Convert JSON files from pro_request() directly to Apache Parquet

Single-step replacement for the two-step pro_request_jsonl_R() + pro_request_jsonl_parquet() pipeline. Reads the JSON files written by pro_request() and converts each one to a Parquet file using DuckDB, with no intermediate JSONL on disk.

Usage

pro_request_parquet(
  input_json = NULL,
  output = NULL,
  add_columns = list(),
  overwrite = FALSE,
  verbose = TRUE,
  progress = TRUE,
  delete_input = FALSE,
  sample_size = 1000,
  workers = NULL,
  enrich = TRUE,
  schema = "auto"
)

Arguments

input_json

Directory of JSON files returned by pro_request().

output

Output directory for the Parquet dataset.

add_columns

Named list of scalar constant columns to embed in every output record (e.g. list(query = "my_filter")). Values are embedded as SQL string literals; only character scalars are supported.

overwrite

Logical. Overwrite output if it already exists. Default FALSE.

verbose

Logical. Show progress messages. Default TRUE.

progress

Logical. Show a progress bar. Default TRUE.

delete_input

Logical. Delete input_json after a successful conversion. Default FALSE.

sample_size

Integer. Number of records per file passed to DuckDB's sample_size option during schema inference. Use -1 to read all records (accurate but slow for large files). Default 1000.

workers

Integer. Number of parallel workers. NULL or 1 runs sequentially. Default NULL.

enrich

Logical. When TRUE (the default) and the inferred schema contains abstract_inverted_index / authorships / publication_year, add abstract and citation computed columns.

schema

Controls use of a pre-built baseline schema for type resolution. Possible values:

"auto" (default): Auto-detect the OpenAlex entity type from the inferred columns, then load the matching schema from the user cache (populated by oa_cache_schema()) or the schemas bundled with the package. For each column where DuckDB runtime inference produced the ambiguous JSON fallback type, the baseline type is used instead.
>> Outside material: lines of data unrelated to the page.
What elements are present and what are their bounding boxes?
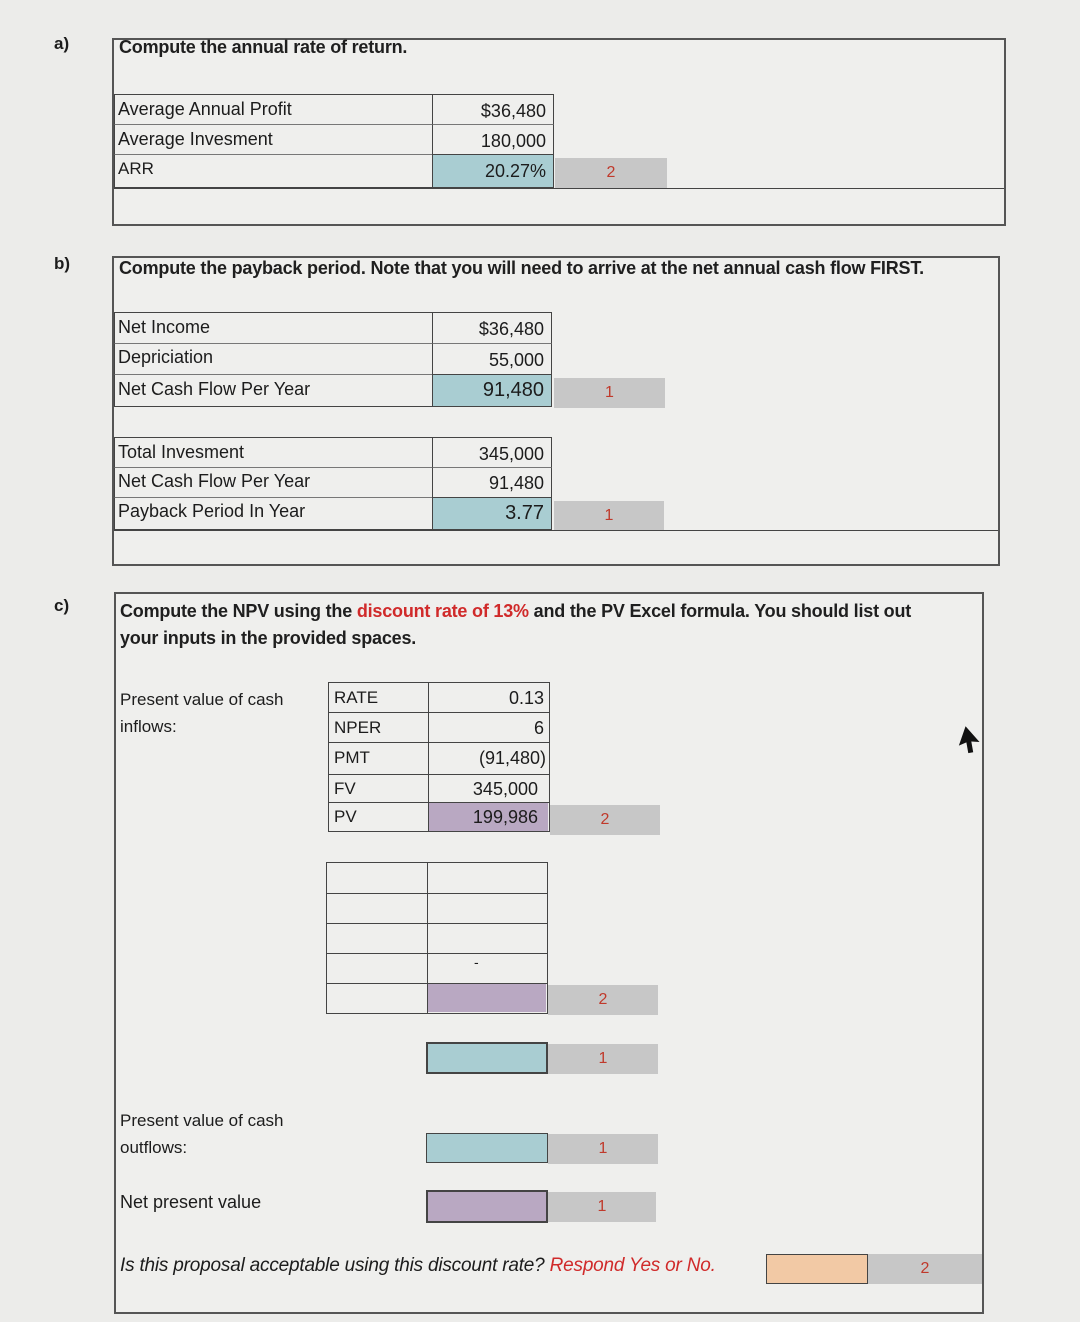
- arr-row-label: ARR: [118, 159, 154, 178]
- payback-row-value[interactable]: 91,480: [488, 473, 544, 493]
- pv-param-label: RATE: [334, 688, 379, 707]
- npv-score: 1: [548, 1192, 656, 1222]
- arr-row-value[interactable]: $36,480: [480, 101, 546, 121]
- pv-param-value[interactable]: (91,480): [478, 748, 546, 768]
- part-a-prompt: Compute the annual rate of return.: [119, 37, 408, 57]
- arr-row-label: Average Invesment: [118, 129, 273, 149]
- payback-row-label: Payback Period In Year: [118, 501, 306, 521]
- pv-param-value[interactable]: 6: [533, 718, 544, 738]
- pv-outflows-label: Present value of cash outflows:: [120, 1111, 284, 1157]
- pv-inflows-label: Present value of cash inflows:: [120, 690, 284, 736]
- ncf-row-value[interactable]: 55,000: [488, 350, 544, 370]
- inflows-total-cell[interactable]: [426, 1042, 548, 1074]
- part-c-prompt-part: and the PV Excel formula. You should list out: [528, 601, 912, 621]
- pv-param-label: FV: [334, 779, 356, 798]
- acceptance-question: [120, 1255, 716, 1277]
- pv-param-value[interactable]: 0.13: [508, 688, 544, 708]
- acceptance-question-instruction: Respond Yes or No.: [549, 1255, 716, 1276]
- npv-label: Net present value: [120, 1192, 262, 1212]
- arr-row-label: Average Annual Profit: [118, 99, 292, 119]
- blank-cell-mark: -: [474, 954, 479, 970]
- ncf-row-value[interactable]: $36,480: [478, 319, 544, 339]
- pv-result-value[interactable]: 199,986: [472, 807, 538, 827]
- arr-result-value[interactable]: 20.27%: [484, 161, 546, 181]
- pv-param-label: NPER: [334, 718, 382, 737]
- acceptance-score: 2: [868, 1254, 982, 1284]
- ncf-row-label: Depriciation: [118, 347, 214, 367]
- ncf-result-value[interactable]: 91,480: [482, 379, 544, 401]
- ncf-row-label: Net Cash Flow Per Year: [118, 379, 311, 399]
- discount-rate-highlight: discount rate of 13%: [356, 601, 529, 621]
- part-b-prompt: Compute the payback period. Note that you will need to arrive at the net annual cash flow FIRST.: [119, 258, 924, 278]
- payback-row-label: Net Cash Flow Per Year: [118, 471, 311, 491]
- part-b-label: b): [54, 254, 71, 273]
- payback-result-value[interactable]: 3.77: [505, 502, 544, 524]
- outflows-score: 1: [548, 1134, 658, 1164]
- part-c-prompt-line2: your inputs in the provided spaces.: [120, 628, 417, 648]
- part-b-score-1: 1: [554, 378, 665, 408]
- part-b-divider: [114, 530, 998, 540]
- part-a-score: 2: [555, 158, 667, 188]
- pv-param-value[interactable]: 345,000: [472, 779, 538, 799]
- part-c-label: c): [54, 596, 70, 615]
- part-a-label: a): [54, 34, 70, 53]
- inflows-total-score: 1: [548, 1044, 658, 1074]
- pv-param-label: PMT: [334, 748, 370, 767]
- blank-input-table: [326, 862, 548, 1014]
- part-a-divider: [114, 188, 1004, 216]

Falls back silently to runtime-only inference when the entity cannot be detected or no schema is found.
"none" or NULL: Skip the baseline entirely; behaviour is identical to package versions before this feature was added.
A file path: Path to a CSV with columns col_name / col_type. Used directly as the baseline.
A directory path: Auto-detect entity, then look for <entity>.csv inside that directory. Useful when pointing directly at a snapshot-metadata schemata directory.

Value

Output directory path (invisibly).

Details

For works entities the function detects the presence of abstract_inverted_index, authorships, and publication_year in the inferred schema and, when enrich = TRUE (the default), adds two computed columns:

abstract — plain text reconstructed from abstract_inverted_index.
citation — "Author (year)" / "A & B (year)" / "A et al. (year)".

These expressions are identical to those used by the openalex-snapshot CLI binary, so the Parquet output matches the snapshot pipeline column for column.

File format

pro_request() writes one JSON file per API page. For paginated queries each file has the structure {"results": [...], "meta": {...}}. For group-by queries the array field is "group_by". For single-record lookups the file is a bare JSON object. All three formats are handled automatically.

Output layout

The subdirectory structure of input_json is preserved, with hive-partition naming (query=<name>/, query_l2=<name>/, …) so that Arrow/DuckDB can read the result as a partitioned dataset. A page column is added to each record with a value derived from the source filename (or subdirectory for multi-query inputs).